İLK RESMİ 8 YAŞINDA YAPTI
Akgün, "Terör belası ve maddi imkansızlıklar nedeniyle babam beni yaralarım yeni iyileşmişken yuvaya verdi. Yalnızdım, eksiktim kendimce kendimi aşmak, yeni becerilerle engelimi unutup hayatı kazanmak zorundaydım" dedi. Sanat ve spor alanında onlarca alanda profesyonel olarak faaliyet gösteren Akgün'ün maharetleri saymakla bitmiyor. "İlk resmimi 8 yaşında ders arasında yaptım" diyen Akgün, "Birçok üniversiteye girdim, birçok kez sınavlarını kazandım ancak hepsinin mülakatında kaybettim, engelli olduğum için üniversiteye kabul edemeyeceklerini, etseler bile rapor ve diğer aşamalarda sıkıntı yaşayacaklarını söylediler. En son özel bir üniversitenin Tekstil Mühendisliği bölümünü tam burslu olarak kazandım, kabul de edilince okudum. Benim elim-kolum, ağzım ve ayaklarım. Koluma malzemeyi bantlayarak yağlı boya ve diğer çalışmalarımı yapıyorum. Biraz zaman alıyor ancak yapıyorum. Yüzme konusunda da kendimi geliştirmeye özen gösterdim, Türkiye ve dünya çapında dereceler elde ettim. Koşuda dünya 5'inciliğim var. Uzun atlama, koşu, judo, kick boks, yüzme, tiyatro, sahne sanatları, yazarlık ki hikayeler yazıyorum. Kısa filmler çekiyorum. Tekstil firmalarına koleksiyon çiziyorum" dedi.
'Devletimize borcum var'
Bugüne gelmesinde devletin yatırım ve desteklerinin payının büyük olduğunu belirten Akgün, şöyle devam etti: "Devlete borcum var, daha başarılı olup vefamı göstermem gerek. Bunu da İstanbul Boğazı'nı yüzerek geçip engelliler alanında dünya rekorunu ülkeme kazandırmakla yapabilirim. Bununla ilgili haftanın 6 günün yoğun çalışmalarım var, gece gündüz bu yarışa hazırlanıyorum. Özel bir dileğim var; Aile ve Sosyal Politikalar Bakanlığı'nın sporcusu olmak istiyorum. Ülkemi bu bünyede temsil etmek istiyorum."

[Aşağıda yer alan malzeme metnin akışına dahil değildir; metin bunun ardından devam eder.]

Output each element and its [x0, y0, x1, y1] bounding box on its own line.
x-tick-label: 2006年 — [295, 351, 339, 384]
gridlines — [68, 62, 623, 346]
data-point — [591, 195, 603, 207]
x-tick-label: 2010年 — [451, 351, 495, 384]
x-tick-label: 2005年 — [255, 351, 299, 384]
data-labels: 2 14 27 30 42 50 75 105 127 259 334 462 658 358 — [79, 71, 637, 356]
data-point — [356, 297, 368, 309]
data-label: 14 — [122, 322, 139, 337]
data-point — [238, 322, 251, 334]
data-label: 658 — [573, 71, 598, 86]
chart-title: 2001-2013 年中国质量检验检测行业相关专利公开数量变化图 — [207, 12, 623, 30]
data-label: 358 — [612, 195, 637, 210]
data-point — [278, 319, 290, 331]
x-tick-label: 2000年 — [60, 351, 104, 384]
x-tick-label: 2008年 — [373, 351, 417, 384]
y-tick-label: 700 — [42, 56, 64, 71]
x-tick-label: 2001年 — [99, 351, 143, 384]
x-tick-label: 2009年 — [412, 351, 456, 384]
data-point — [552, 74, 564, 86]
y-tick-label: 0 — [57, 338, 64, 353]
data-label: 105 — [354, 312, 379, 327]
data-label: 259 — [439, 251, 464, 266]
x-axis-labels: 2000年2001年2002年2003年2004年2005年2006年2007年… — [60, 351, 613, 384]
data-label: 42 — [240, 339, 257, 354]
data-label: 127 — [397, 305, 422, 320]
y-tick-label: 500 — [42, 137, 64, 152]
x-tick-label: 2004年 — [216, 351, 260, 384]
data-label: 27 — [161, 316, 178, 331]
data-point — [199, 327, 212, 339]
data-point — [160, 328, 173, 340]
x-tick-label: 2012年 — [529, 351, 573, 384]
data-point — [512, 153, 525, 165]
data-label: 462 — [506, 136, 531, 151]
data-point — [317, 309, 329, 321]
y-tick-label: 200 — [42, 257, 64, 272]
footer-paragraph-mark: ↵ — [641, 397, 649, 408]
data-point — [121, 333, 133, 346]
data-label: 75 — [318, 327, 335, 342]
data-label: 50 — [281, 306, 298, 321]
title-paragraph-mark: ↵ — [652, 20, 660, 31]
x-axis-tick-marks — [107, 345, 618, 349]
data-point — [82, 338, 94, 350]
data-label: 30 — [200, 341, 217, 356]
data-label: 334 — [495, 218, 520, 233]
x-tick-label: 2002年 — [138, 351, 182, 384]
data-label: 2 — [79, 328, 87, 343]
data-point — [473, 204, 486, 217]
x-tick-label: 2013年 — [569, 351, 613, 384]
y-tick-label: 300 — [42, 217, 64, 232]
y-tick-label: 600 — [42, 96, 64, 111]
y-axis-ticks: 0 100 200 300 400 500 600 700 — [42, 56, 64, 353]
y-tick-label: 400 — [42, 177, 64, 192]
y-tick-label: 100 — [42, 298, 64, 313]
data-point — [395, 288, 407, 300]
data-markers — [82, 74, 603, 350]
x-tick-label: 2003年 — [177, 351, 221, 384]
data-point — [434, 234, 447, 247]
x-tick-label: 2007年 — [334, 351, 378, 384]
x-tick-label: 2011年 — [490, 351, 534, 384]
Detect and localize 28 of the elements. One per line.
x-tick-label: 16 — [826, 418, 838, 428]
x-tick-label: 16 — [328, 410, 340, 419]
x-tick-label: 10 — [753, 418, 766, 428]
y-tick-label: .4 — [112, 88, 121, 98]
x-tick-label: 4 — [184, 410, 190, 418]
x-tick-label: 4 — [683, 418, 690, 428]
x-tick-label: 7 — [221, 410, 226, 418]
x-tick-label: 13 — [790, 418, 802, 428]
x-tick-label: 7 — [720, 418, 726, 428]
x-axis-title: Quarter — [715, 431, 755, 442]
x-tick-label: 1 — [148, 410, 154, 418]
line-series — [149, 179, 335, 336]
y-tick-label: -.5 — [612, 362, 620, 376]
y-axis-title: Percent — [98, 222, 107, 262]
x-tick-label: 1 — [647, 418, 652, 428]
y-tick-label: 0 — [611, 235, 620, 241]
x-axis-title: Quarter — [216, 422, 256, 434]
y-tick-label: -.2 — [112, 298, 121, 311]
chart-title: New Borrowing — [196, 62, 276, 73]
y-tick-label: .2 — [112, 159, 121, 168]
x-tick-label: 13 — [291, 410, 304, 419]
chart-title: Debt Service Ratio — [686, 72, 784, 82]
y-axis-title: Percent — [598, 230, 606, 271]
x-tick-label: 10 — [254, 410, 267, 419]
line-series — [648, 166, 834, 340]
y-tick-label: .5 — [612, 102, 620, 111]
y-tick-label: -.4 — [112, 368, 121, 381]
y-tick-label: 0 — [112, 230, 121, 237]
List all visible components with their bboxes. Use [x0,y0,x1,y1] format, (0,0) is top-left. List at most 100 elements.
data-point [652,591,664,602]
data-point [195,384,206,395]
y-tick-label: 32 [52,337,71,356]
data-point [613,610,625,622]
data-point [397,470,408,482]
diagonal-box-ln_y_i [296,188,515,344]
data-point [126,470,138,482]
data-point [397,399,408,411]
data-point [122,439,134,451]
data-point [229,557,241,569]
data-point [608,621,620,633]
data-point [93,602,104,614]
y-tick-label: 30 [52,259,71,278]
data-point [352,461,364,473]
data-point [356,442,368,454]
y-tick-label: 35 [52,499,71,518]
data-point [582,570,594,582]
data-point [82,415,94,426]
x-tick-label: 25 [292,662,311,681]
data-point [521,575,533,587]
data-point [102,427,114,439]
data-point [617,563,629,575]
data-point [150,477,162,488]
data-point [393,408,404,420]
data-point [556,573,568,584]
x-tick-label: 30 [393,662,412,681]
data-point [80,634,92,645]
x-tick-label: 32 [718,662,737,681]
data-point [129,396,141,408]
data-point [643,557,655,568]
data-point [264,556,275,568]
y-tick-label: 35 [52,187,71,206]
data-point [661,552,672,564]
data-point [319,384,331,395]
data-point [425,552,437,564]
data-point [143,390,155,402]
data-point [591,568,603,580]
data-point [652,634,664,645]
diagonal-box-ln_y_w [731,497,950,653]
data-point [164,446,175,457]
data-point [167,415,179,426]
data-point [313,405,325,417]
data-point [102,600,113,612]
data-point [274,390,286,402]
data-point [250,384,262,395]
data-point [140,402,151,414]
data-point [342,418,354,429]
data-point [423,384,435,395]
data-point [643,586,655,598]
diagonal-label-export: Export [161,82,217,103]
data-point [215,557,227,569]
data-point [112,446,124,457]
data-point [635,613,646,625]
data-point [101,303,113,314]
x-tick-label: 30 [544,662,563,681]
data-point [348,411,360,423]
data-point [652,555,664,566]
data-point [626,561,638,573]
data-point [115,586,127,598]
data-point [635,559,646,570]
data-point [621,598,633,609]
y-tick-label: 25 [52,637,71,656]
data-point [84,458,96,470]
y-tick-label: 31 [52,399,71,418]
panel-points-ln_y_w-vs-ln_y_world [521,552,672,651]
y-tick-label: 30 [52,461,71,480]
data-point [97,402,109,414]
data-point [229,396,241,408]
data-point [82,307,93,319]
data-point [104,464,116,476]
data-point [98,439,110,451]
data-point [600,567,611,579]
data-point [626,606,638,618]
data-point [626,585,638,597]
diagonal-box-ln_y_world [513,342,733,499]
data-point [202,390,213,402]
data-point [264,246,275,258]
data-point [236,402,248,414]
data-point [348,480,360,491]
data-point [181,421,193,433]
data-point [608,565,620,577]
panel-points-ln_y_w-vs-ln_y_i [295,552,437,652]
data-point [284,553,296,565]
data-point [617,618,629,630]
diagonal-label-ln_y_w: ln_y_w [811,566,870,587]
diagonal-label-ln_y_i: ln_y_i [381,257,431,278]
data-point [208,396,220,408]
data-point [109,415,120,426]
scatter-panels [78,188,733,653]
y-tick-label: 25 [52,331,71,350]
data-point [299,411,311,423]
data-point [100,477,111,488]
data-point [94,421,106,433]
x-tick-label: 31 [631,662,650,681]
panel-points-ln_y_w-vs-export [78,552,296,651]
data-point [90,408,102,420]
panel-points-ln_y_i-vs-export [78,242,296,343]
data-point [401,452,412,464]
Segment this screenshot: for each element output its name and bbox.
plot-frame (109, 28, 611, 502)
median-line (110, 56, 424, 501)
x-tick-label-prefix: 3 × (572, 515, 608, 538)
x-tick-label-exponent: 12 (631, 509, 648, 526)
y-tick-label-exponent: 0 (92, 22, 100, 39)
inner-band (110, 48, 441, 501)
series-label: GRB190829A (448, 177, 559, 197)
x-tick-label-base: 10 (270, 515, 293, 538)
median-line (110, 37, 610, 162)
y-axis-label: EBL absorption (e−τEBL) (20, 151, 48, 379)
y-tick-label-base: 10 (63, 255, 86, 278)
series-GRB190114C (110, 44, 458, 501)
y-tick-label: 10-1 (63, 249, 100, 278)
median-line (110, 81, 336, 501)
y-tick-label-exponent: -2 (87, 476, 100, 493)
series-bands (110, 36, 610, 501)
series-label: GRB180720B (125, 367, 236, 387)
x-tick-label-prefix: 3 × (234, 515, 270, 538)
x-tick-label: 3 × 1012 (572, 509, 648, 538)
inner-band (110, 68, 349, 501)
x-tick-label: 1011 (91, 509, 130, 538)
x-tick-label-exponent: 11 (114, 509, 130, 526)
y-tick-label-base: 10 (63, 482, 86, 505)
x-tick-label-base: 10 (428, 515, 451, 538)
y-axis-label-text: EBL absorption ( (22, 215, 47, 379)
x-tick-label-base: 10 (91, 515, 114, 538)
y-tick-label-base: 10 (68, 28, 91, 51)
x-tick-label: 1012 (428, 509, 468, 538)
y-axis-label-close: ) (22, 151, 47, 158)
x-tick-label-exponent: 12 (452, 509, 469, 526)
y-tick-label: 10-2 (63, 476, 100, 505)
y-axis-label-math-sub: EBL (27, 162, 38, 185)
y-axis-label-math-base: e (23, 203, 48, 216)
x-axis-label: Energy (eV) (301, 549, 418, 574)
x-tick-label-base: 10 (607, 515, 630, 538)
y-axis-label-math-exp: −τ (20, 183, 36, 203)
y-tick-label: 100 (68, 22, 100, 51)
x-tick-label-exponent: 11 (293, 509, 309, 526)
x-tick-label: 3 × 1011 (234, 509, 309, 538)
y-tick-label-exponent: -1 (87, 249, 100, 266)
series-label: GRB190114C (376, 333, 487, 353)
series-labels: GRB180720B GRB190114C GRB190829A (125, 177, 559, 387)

Takamazdım ama saklamak yetmez mi?
Büyük başarısının ardında azmi, Cumhurbaşkanı Erdoğan'ın sözleri ve Ankara Yurtayder'in olduğunu belirten Akgün, "2004'te Başbakanlıktan bir etkinliğe çağırdılar. Orada Cumhurbaşkanı benimle özel ilgilendi, kendisine büyük bir sevgi ve saygım gelişti. O etkinlikte tüm sporcularla birlikte bana da kol saati hediye ettiler. Kollarım olmadığı için takamadım. Bazı gazeteler hemen olumsuz haberler yaptı, dava açtım. Takamazdım ama o Cumhurbaşkanının hediyesiydi, saklamak yetmez mi?" dedi.